Reputation: 3555
I need to create two iterators for stdin. However, I cannot figure out how to implement this.
Here is a simple example:
use std::io::{self, BufRead, BufReader, Result};
fn main() {
let reader1 = BufReader::new(io::stdin()).lines();
let reader2 = BufReader::new(io::stdin()).lines();
for line in reader1 {
println!("reader1: {:?}", line);
}
for line in reader2 {
println!("reader2: {:?}", line);
}
}
output:
$ printf '1\n2\n3\n4\n' | cargo run
reader1: Ok("1")
reader1: Ok("2")
reader1: Ok("3")
reader1: Ok("4")
The iterator reader2
never gets implemented.
The full example of what I am trying to accomplish is a little more complex...
use itertools::multipeek;
use std::io::{self, BufRead, BufReader, Result};
fn main() {
let reader = BufReader::new(io::stdin()).lines();
let mut mp = multipeek(BufReader::new(io::stdin()).lines());
for line in reader {
mp.next();
match line {
Ok(l) => {
println!("line: {}", l);
println!("peek: {:?}", mp.peek());
println!("peek: {:?}", mp.peek());
}
Err(e) => println!("error parsing line: {:?}", e),
}
}
}
output:
$ printf '1\n2\n3\n4\n' | cargo run
line: 1
peek: None
peek: None
line: 2
peek: None
peek: None
line: 3
peek: None
peek: None
line: 4
peek: None
peek: None
from what I can tell though, it has something to do with using stdin
because it works fine when reading from a file.
Upvotes: 2
Views: 1022
Reputation: 34205
You can't iterate over stdin twice, because you can read it once only. If you want to do something similar, you need to buffer the data in your app yourself.

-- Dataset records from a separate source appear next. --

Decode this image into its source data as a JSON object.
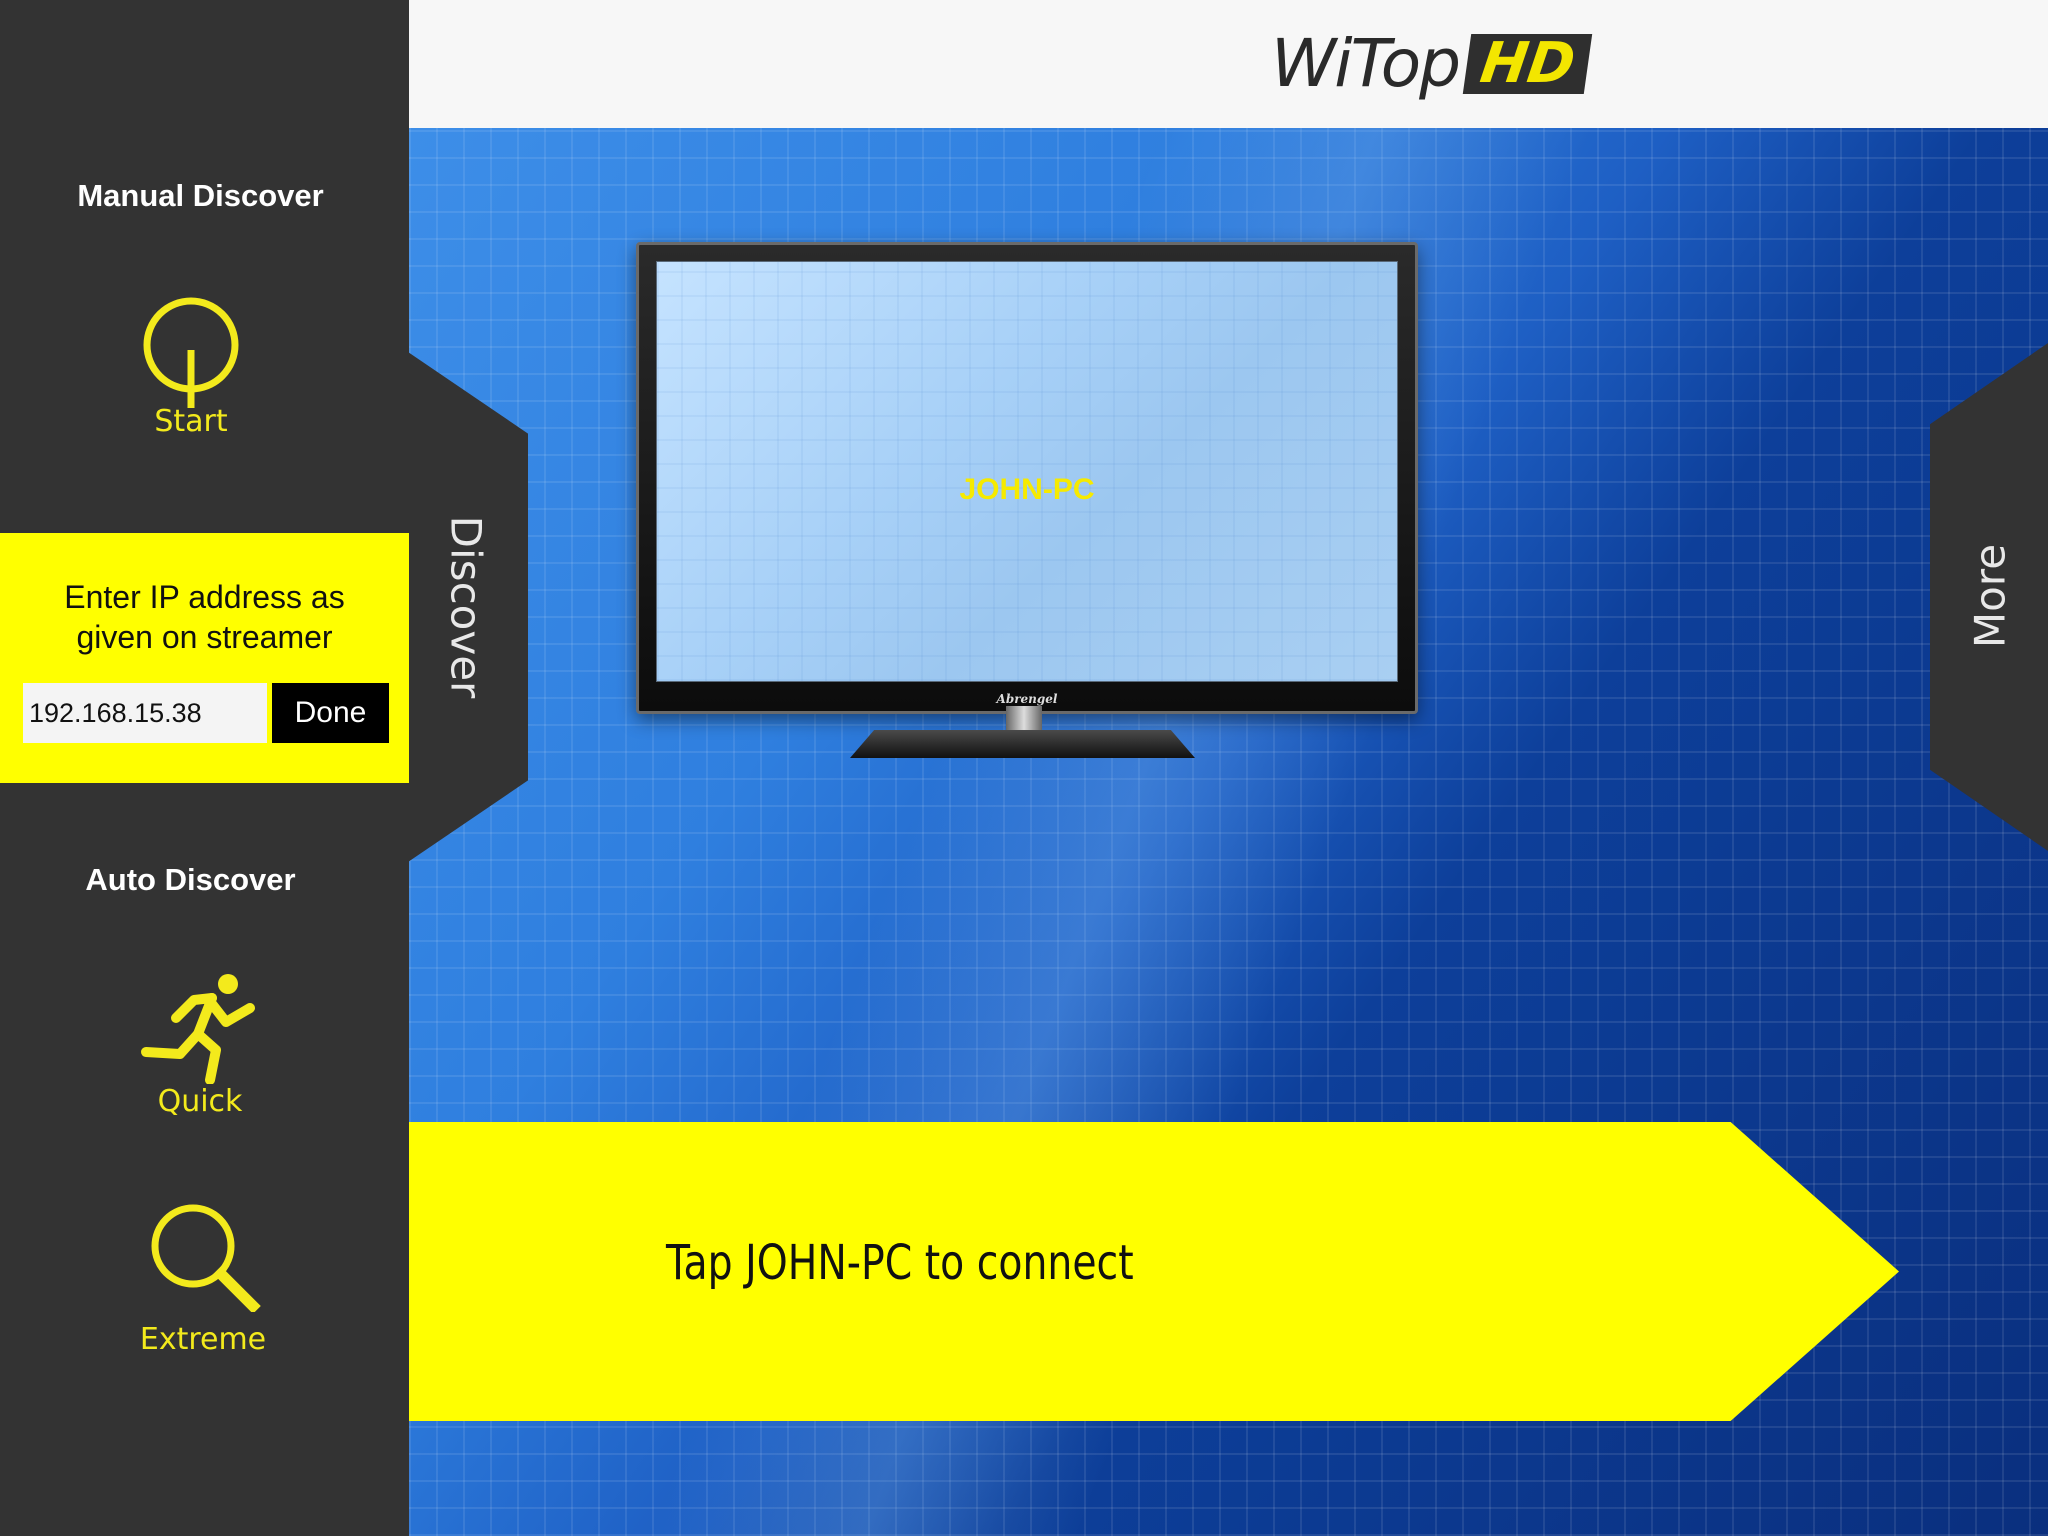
{
  "header": {
    "logo_word": "WiTop",
    "logo_badge": "HD"
  },
  "tv": {
    "device_name": "JOHN-PC",
    "brand": "Abrengel"
  },
  "banner": {
    "message": "Tap JOHN-PC to connect"
  },
  "tabs": {
    "discover_label": "Discover",
    "more_label": "More"
  },
  "sidebar": {
    "manual_title": "Manual Discover",
    "start_label": "Start",
    "ip_prompt_line1": "Enter IP address as",
    "ip_prompt_line2": "given on streamer",
    "ip_value": "192.168.15.38",
    "done_label": "Done",
    "auto_title": "Auto Discover",
    "quick_label": "Quick",
    "extreme_label": "Extreme"
  },
  "colors": {
    "accent_yellow": "#ffff00",
    "icon_yellow": "#f3ea1c",
    "sidebar_bg": "#333333",
    "header_bg": "#f7f7f7"
  },
  "icons": [
    "power-icon",
    "running-man-icon",
    "search-icon"
  ]
}
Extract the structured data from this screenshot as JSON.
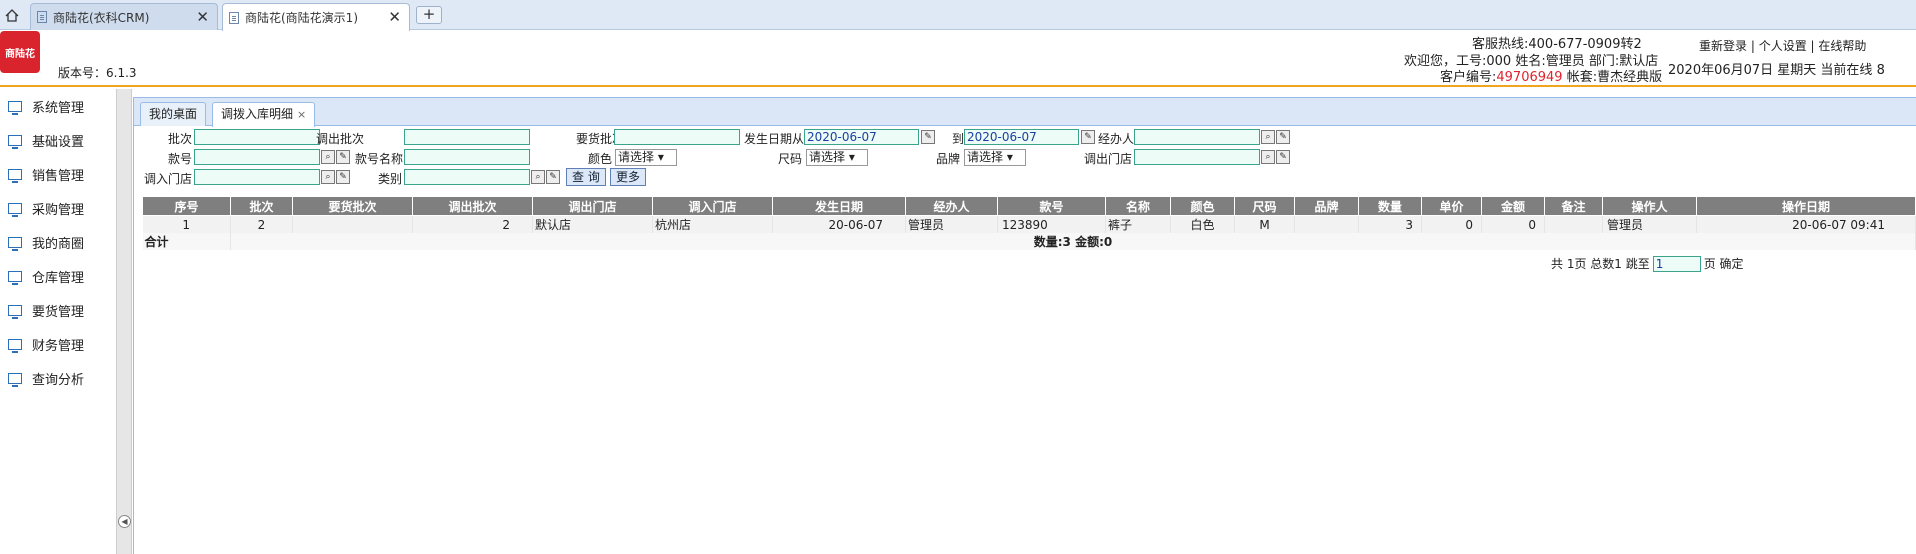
{
  "browser": {
    "tabs": [
      {
        "label": "商陆花(衣科CRM)"
      },
      {
        "label": "商陆花(商陆花演示1)"
      }
    ],
    "new_tab": "+",
    "close": "✕"
  },
  "header": {
    "logo": "商陆花",
    "version": "版本号：6.1.3",
    "hotline": "客服热线:400-677-0909转2",
    "welcome": "欢迎您，工号:000 姓名:管理员 部门:默认店",
    "cust_label": "客户编号:",
    "cust_no": "49706949",
    "account": " 帐套:曹杰经典版",
    "links": [
      "重新登录",
      "个人设置",
      "在线帮助"
    ],
    "date": "2020年06月07日 星期天 当前在线 8"
  },
  "sidebar": {
    "items": [
      {
        "label": "系统管理"
      },
      {
        "label": "基础设置"
      },
      {
        "label": "销售管理"
      },
      {
        "label": "采购管理"
      },
      {
        "label": "我的商圈"
      },
      {
        "label": "仓库管理"
      },
      {
        "label": "要货管理"
      },
      {
        "label": "财务管理"
      },
      {
        "label": "查询分析"
      }
    ]
  },
  "page_tabs": [
    {
      "label": "我的桌面"
    },
    {
      "label": "调拨入库明细"
    }
  ],
  "filters": {
    "batch": "批次",
    "out_batch": "调出批次",
    "req_batch": "要货批次",
    "date_from": "发生日期从",
    "date_from_val": "2020-06-07",
    "to": "到",
    "date_to_val": "2020-06-07",
    "handler": "经办人",
    "style_no": "款号",
    "style_name": "款号名称",
    "color": "颜色",
    "size": "尺码",
    "brand": "品牌",
    "out_store": "调出门店",
    "in_store": "调入门店",
    "category": "类别",
    "select_placeholder": "请选择",
    "query_btn": "查 询",
    "more_btn": "更多"
  },
  "table": {
    "headers": [
      "序号",
      "批次",
      "要货批次",
      "调出批次",
      "调出门店",
      "调入门店",
      "发生日期",
      "经办人",
      "款号",
      "名称",
      "颜色",
      "尺码",
      "品牌",
      "数量",
      "单价",
      "金额",
      "备注",
      "操作人",
      "操作日期"
    ],
    "row": {
      "seq": "1",
      "batch": "2",
      "req_batch": "",
      "out_batch": "2",
      "out_store": "默认店",
      "in_store": "杭州店",
      "date": "20-06-07",
      "handler": "管理员",
      "style_no": "123890",
      "name": "裤子",
      "color": "白色",
      "size": "M",
      "brand": "",
      "qty": "3",
      "price": "0",
      "amount": "0",
      "remark": "",
      "operator": "管理员",
      "op_date": "20-06-07 09:41"
    },
    "summary_label": "合计",
    "summary_text": "数量:3 金额:0"
  },
  "pager": {
    "info": "共 1页 总数1 跳至",
    "page_value": "1",
    "suffix": "页 确定"
  }
}
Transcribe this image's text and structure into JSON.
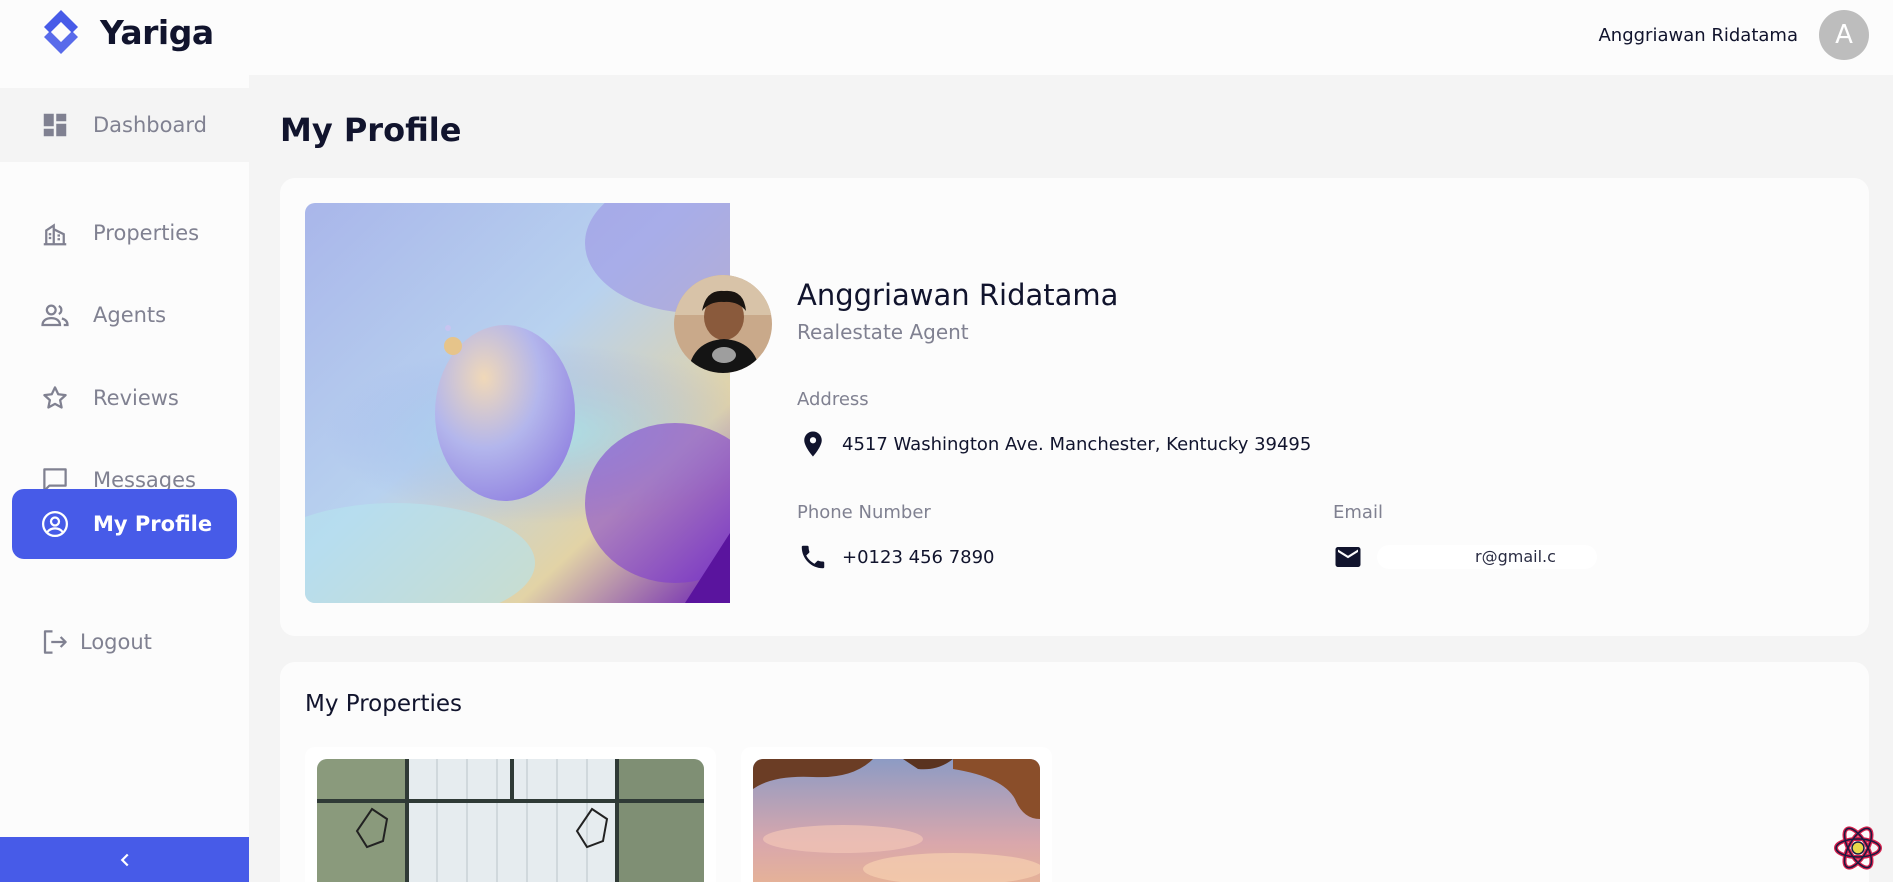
{
  "app": {
    "name": "Yariga"
  },
  "header": {
    "user_name": "Anggriawan Ridatama",
    "avatar_initial": "A"
  },
  "sidebar": {
    "items": [
      {
        "label": "Dashboard",
        "icon": "dashboard-icon"
      },
      {
        "label": "Properties",
        "icon": "properties-icon"
      },
      {
        "label": "Agents",
        "icon": "agents-icon"
      },
      {
        "label": "Reviews",
        "icon": "star-icon"
      },
      {
        "label": "Messages",
        "icon": "message-icon"
      },
      {
        "label": "My Profile",
        "icon": "account-circle-icon",
        "active": true
      },
      {
        "label": "Logout",
        "icon": "logout-icon"
      }
    ],
    "collapse_icon": "chevron-left-icon"
  },
  "page": {
    "title": "My Profile"
  },
  "profile": {
    "name": "Anggriawan Ridatama",
    "role": "Realestate Agent",
    "address_label": "Address",
    "address": "4517 Washington Ave. Manchester, Kentucky 39495",
    "phone_label": "Phone Number",
    "phone": "+0123 456 7890",
    "email_label": "Email",
    "email_visible": "r@gmail.c"
  },
  "properties": {
    "title": "My Properties"
  },
  "colors": {
    "accent": "#475be8",
    "text": "#11142d",
    "muted": "#808191"
  }
}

In your question, you duplicate not only the stream, but also create two buffered readers. This is important, because the buffered reader will likely read more data than required each time. For example, to get lines of text, it won't read byte-after-byte looking for a newline because that would be slow. Most likely it will read a multiple-of-page-size blocks into a preallocated space instead. Then your lines will come from there without any stream reads until it runs out of lines to return.
Your solution works because you have only one backing buffer, so everything works as expected. In the question though, after the first execution of for line in reader
you don't have anything in your stream anymore - it's all been consumed. So mp.next()
/ mp.peek()
won't read anything.
If you want to confirm this, try with input of multiple KB - you'll see mp.peek
return values from the middle of your input.
Upvotes: 1
Reputation: 3555
Alternative solution to the second problem that avoids duplicating the stdin iterator and allows for look-ahead with itertools::multipeek
use std::io::{self, BufRead, BufReader, Result};
use itertools::multipeek;
fn main(){
let num_peeks = 2;
let mut mp = multipeek(BufReader::new(io::stdin()).lines());
loop {
let a = mp.next();
match a {
Some(l) => {
println!("line: {:?}", l);
for _ in 0..num_peeks {
println!("peek: {:?}", mp.peek());
}
}
None => break,
}
}
}
output:
$ printf '1\n2\n3\n4\n' | cargo run
line: Ok("1")
peek: Some(Ok("2"))
peek: Some(Ok("3"))
line: Ok("2")
peek: Some(Ok("3"))
peek: Some(Ok("4"))
line: Ok("3")
peek: Some(Ok("4"))
peek: None
line: Ok("4")
peek: None
peek: None
Upvotes: 1
Reputation: 10103
I am not familiar with Rust enough to offer a concrete solution, but you are failing because on lines 6-8 you process stdin (into lines), then on lines 10-12 you try to process it again. But there is nothing left to process a second time; you processed it already.
Remember, reader1
and reader2
are readers, not buffers. They do not duplicate the input stream.
If you wish to review any part of prior input, you must read it into some kind of storage object. Then you can create a BufReader
or otherwise prepare access to that data.
From what you appear to be doing, an easy way would be simply to create a single BufReader
object to populate an array of strings with the input. Then just iterate over that array as many times as you want.